The Swedish Data Protection Authority rejects extension, because major deficiencies noted previously have not been addressed and since the requirements for purpose identifications are not sufficiently specific and explicit.

Regarding specific and explicit purposes, the Authority gives special weight to a statement by the European so-called Article 29 Working Party, cited in the opinion:

  • “The purpose of the collection must be clearly and specifically identified: it must be detailed enough to determine what kind of processing is and is not included within the specific purpose, and to allow that compliance with the law can be assessed and data protection safeguards be applied. For these reasons a purpose that is vague and general, such as for instance ‘improving user’s experience’, ‘marketing purposes’, ‘IT-security purposes’ or ‘future research’ will – without more detail – usually not meet the criteria of being ‘specific’.”

This I regard as problematic in two ways.

First: In the cited statement the Article 29 Working Party equates the purpose “future research” with purposes like “improving the user experience” and “marketing purposes”. It is unclear if one can equate research purposes with such purposes, since researchers do not intend to return to the persons whose data are collected, to give them specifically profiled consequences. Personal data circulate in a categorically different way in research.

Secondly: The website of the Article 29 Working Party begins with a disclaimer. The group emphasizes that all material on the website solely reflects the group’s views, not the position of the European Commission. The group only has an advisory status and acts independently.

The group’s reasoning about research purposes can be questioned, and it seems to relinquish at least some of the authority that the Data Protection Authority ascribes to it in its opinion.

Pär Segerdahl

Approaching future issues - the Ethics Blog

Experts on assignment in the real world

Pär SegerdahlExperts on assignment in the real world cease in part to be experts.
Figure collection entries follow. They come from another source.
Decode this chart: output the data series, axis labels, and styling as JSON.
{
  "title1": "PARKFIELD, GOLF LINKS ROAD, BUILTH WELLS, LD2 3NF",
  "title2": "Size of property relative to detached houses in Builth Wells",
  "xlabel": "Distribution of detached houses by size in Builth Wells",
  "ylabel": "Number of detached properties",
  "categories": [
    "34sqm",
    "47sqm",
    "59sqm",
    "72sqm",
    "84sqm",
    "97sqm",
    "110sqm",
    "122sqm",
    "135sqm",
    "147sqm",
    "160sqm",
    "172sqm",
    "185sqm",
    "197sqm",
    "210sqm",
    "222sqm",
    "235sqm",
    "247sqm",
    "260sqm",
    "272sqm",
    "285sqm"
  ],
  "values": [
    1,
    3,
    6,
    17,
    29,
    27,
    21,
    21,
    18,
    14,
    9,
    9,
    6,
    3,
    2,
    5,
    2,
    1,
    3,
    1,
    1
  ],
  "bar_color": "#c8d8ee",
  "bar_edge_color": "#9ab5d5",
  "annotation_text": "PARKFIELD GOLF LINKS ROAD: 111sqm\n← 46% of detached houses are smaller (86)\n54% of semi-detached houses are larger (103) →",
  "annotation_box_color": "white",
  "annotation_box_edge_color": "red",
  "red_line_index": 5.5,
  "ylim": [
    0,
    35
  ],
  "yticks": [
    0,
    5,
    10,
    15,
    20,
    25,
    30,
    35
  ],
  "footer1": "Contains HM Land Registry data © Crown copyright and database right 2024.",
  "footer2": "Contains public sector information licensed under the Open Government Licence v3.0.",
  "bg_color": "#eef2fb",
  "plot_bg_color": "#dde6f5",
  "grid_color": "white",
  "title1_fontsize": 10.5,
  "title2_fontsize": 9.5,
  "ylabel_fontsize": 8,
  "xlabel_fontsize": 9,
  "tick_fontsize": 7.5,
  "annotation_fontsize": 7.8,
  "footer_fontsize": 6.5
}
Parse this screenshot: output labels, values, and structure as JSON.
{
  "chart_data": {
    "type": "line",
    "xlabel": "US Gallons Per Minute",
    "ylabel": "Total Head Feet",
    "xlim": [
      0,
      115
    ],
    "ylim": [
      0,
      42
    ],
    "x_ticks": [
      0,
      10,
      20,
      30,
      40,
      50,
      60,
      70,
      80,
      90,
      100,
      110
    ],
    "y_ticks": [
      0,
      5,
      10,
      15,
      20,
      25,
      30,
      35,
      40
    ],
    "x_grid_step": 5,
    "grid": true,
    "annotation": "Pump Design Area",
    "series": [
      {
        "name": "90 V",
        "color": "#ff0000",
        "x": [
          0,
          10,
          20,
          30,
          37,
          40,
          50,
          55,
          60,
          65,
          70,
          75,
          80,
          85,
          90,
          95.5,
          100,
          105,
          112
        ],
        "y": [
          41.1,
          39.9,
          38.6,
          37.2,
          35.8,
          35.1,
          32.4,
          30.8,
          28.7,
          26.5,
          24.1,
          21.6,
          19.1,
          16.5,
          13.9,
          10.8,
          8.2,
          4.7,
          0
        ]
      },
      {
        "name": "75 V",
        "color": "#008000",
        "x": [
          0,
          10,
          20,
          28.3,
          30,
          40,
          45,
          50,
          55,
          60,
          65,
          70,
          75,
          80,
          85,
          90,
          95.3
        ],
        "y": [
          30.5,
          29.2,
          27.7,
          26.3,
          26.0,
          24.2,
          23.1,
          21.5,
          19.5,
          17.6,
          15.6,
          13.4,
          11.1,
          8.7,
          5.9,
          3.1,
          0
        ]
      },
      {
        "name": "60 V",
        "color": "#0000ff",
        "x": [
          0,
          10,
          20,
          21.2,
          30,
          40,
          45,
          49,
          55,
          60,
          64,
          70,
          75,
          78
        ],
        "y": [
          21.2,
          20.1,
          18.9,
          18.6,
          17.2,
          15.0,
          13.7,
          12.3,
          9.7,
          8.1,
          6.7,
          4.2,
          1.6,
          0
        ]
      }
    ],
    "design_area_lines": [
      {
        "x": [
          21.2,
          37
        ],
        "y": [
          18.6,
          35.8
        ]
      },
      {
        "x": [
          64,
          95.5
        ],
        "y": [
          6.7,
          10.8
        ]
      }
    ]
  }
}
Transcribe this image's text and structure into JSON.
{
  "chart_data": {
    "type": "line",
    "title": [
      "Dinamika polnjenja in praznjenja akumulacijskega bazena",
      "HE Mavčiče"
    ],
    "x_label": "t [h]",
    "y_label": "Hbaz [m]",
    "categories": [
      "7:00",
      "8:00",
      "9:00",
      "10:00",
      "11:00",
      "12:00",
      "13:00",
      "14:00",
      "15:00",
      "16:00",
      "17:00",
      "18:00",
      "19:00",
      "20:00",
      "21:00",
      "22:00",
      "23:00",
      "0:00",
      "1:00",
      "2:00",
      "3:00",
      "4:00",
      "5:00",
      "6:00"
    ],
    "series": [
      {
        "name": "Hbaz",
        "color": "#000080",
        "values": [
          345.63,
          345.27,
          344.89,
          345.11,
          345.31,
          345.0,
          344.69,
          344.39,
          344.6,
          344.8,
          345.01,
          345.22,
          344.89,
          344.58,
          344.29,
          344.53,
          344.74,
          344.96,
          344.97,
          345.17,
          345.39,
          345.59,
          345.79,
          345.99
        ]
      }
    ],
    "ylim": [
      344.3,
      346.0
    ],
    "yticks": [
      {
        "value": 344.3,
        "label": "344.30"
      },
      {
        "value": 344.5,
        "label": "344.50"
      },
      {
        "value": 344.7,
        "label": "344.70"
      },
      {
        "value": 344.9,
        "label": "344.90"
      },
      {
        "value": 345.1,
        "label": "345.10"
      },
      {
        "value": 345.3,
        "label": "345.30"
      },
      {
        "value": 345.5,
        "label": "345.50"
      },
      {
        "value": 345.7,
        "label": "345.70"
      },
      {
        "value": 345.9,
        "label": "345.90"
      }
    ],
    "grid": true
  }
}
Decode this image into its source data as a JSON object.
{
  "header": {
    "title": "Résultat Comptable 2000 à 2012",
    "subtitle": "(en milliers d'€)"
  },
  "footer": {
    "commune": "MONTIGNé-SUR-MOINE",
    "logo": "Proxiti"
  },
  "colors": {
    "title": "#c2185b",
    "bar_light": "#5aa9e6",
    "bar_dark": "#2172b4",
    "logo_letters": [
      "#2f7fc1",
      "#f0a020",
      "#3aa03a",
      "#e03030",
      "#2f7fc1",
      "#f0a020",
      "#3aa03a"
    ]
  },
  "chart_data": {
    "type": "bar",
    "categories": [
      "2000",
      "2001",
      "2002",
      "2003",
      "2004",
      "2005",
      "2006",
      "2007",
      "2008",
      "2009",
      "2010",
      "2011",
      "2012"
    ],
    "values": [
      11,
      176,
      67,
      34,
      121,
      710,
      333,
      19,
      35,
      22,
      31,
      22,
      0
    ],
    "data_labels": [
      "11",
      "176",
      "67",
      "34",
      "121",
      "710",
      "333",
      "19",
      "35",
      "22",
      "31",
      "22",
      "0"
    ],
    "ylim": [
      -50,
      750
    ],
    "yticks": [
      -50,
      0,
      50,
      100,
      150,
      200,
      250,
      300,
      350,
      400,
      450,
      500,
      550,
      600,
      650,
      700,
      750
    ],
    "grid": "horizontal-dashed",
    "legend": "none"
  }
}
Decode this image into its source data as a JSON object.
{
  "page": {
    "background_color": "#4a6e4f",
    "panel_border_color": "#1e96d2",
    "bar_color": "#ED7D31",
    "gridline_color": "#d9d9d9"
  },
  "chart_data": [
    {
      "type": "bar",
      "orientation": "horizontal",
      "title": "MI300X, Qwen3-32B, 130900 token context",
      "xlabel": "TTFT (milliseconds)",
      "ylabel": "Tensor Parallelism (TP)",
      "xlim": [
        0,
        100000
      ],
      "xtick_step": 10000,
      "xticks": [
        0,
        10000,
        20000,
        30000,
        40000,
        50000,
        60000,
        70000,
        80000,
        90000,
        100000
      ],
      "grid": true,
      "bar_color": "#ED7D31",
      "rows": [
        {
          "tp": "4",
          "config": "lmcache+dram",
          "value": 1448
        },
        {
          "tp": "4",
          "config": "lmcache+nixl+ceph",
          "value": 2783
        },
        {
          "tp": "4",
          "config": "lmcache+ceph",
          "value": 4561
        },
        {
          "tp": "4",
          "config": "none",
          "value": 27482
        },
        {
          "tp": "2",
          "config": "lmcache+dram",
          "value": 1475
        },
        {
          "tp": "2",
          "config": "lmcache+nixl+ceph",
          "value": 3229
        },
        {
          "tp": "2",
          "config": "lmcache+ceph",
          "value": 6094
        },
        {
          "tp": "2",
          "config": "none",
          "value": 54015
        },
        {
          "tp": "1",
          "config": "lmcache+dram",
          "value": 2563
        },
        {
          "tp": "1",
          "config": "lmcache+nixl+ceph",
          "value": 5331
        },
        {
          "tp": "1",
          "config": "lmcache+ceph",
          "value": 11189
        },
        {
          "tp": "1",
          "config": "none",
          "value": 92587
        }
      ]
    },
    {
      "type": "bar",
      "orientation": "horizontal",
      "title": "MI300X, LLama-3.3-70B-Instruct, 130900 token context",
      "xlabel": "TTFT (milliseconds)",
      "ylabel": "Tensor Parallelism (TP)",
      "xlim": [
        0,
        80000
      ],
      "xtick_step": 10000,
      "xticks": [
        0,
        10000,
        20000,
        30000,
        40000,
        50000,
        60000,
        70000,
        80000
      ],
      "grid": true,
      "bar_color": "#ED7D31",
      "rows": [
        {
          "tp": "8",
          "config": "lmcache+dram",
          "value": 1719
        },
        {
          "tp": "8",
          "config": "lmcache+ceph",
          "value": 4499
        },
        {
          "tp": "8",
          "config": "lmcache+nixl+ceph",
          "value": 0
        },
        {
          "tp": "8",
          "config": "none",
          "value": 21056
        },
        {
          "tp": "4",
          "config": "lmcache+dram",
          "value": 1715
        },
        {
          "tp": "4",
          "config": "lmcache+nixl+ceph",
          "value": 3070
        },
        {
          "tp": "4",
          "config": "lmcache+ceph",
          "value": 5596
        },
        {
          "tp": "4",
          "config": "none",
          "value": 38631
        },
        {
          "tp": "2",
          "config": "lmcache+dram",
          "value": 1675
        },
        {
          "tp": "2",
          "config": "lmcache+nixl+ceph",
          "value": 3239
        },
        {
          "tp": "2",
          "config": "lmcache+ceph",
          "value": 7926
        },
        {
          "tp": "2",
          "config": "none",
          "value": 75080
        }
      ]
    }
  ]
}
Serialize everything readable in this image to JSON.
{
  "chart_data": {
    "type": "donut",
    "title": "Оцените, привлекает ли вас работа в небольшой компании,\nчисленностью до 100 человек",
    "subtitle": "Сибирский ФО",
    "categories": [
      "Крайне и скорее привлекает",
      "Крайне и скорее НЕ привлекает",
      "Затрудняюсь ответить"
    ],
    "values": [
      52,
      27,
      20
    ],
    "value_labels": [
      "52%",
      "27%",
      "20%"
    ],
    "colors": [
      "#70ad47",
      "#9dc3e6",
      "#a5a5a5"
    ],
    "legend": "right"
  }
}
Just consider computer experts who create a computer system for the tax authorities, or for a bank, or for a hospital.

In order for these systems to work on location, the computer experts need to be open to what they don’t know much about: the unique activities at the tax authorities, or at the bank, or at the hospital.

Computer experts who aren’t open to their non-expertise on the site where they are on assignment perform worse as experts and will deliver inferior systems.

Experts can therefore not in practice be only experts. If one exaggerates one’s role as an expert, one fails on assignment in the real world.

This should apply also to other forms of expertise. My guess is that legal experts almost always find themselves in this precarious situation of being experts in a reality that constantly forces them to open themselves to their non-expertise. In fact, law appears to be an occupation that to an unusually high degree develops this openness systematically. I admire how legal experts constantly learn about the multifarious realities they act in.

Jurists should be a role model for computer experts and economic experts: because they methodically manage their inevitable non-expertise.

This post indicates the spirit in which I (as legal non-expert) took the liberty to question the Swedish Data Inspection Board’s shutting down of LifeGene and more recent rejection of a proposed law on research databases.

Can one be an expert “purely” on data protection? I think not. My impression is that the Data Inspection Board, on assignment in the world of research, didn’t open itself to its non-expertise in this reality. They acted (it seems to me) as if data protection issues could be handled as a separate field of expertise, without carefully considering the unique conditions of contemporary research and the kinds of aims that research initiatives can have.

Perhaps the temptation resides in the Board’s role as a public body: as an authority with a seemingly “pure” mission.